🤖 AI Summary
This work addresses the limitations of existing test-time adaptation (TTA) methods, which typically assume a single global domain distribution and overlook sample-level, multi-dimensional domain shifts, leading to fragile adaptation. To overcome this, the authors propose DOME, a novel framework that, for the first time, explicitly models continuous sample-level domain variables in a zero-shot manner.
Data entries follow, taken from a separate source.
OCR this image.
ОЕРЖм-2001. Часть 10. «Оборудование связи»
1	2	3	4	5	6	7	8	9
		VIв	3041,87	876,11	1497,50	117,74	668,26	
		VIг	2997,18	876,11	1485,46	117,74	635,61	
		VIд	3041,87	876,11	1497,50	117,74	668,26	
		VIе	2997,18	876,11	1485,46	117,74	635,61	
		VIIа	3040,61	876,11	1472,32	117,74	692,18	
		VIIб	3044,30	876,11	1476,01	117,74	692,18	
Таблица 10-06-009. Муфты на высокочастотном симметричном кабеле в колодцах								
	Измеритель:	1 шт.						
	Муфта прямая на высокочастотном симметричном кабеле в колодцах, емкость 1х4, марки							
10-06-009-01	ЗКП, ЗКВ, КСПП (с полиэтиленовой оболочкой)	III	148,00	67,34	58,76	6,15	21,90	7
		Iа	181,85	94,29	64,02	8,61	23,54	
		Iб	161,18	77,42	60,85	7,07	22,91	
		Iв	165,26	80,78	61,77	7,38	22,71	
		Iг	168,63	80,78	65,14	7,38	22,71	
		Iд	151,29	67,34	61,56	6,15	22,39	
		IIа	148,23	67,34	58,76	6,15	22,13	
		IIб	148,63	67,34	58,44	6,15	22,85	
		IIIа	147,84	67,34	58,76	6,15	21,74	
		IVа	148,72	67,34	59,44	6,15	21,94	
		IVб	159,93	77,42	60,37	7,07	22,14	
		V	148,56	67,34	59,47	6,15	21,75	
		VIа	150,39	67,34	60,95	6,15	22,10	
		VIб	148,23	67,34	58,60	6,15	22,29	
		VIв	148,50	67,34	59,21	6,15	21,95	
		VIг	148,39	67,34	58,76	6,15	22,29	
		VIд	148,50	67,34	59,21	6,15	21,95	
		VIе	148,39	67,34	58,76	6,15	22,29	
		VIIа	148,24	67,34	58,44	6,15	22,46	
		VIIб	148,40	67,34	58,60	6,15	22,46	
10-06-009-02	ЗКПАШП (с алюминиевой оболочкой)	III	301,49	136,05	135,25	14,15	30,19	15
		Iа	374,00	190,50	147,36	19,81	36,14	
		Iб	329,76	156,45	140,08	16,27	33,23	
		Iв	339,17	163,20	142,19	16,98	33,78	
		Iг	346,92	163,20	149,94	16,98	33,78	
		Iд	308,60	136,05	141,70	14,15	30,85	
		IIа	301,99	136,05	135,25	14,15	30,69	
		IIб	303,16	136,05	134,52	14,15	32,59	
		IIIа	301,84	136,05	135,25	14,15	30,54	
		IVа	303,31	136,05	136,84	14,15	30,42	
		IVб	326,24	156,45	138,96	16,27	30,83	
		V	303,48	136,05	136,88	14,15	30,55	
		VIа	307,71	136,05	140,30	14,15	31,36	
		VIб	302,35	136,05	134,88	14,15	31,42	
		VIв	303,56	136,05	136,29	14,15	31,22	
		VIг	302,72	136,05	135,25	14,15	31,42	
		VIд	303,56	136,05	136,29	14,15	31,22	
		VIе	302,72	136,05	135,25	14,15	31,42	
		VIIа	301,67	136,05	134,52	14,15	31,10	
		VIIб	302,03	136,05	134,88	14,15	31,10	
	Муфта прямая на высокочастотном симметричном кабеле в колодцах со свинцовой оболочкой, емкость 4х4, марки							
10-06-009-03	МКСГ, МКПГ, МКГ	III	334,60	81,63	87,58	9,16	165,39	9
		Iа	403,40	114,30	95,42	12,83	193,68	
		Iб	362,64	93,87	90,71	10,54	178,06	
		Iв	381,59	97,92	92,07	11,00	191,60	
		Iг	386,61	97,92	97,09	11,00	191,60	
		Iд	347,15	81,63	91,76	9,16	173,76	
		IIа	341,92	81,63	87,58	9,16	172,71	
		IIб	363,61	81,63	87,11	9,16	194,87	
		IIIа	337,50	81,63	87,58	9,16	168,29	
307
DOME leverages vision-language pretraining to extract dense domain representations and employs a momentum-updated sparse domain bank to provide decoupled supervision, subsequently injecting explicit domain information into the downstream model. By moving beyond implicit global domain assumptions, DOME enables structured domain representation. It achieves state-of-the-art performance on ImageNet-C, ImageNet-R, and ImageNet-Sketch, significantly outperforming existing TTA approaches—including more complex ones—and demonstrates the efficacy and robustness of explicit domain modeling.
📝 Abstract
Test-time adaptation (TTA) aims to align a model to shifting test domains using only unlabeled streaming data. Most existing methods implicitly infer a single global domain distribution, ignoring the multidimensional and sample-specific nature of real-world domain shifts, leading to fragile adaptation. We propose DOME, an effective domain encoder that explicitly models each sample's domain in a zero-shot manner. DOME leverages vision-language pretraining to extract dense, continuous representations, parameterizes domains as distributional variables, and introduces a momentum-updated sparse domain bank for disentangled supervision. By injecting these explicit domain cues into downstream models, even a basic entropy-minimization TTA strategy achieves state-of-the-art performance across ImageNet-C, ImageNet-R, and ImageNet-Sketch, outperforming complex TTA approaches. Our results demonstrate that robust adaptation stems not from intricate adaptation algorithms, but from explicit, structured domain representation.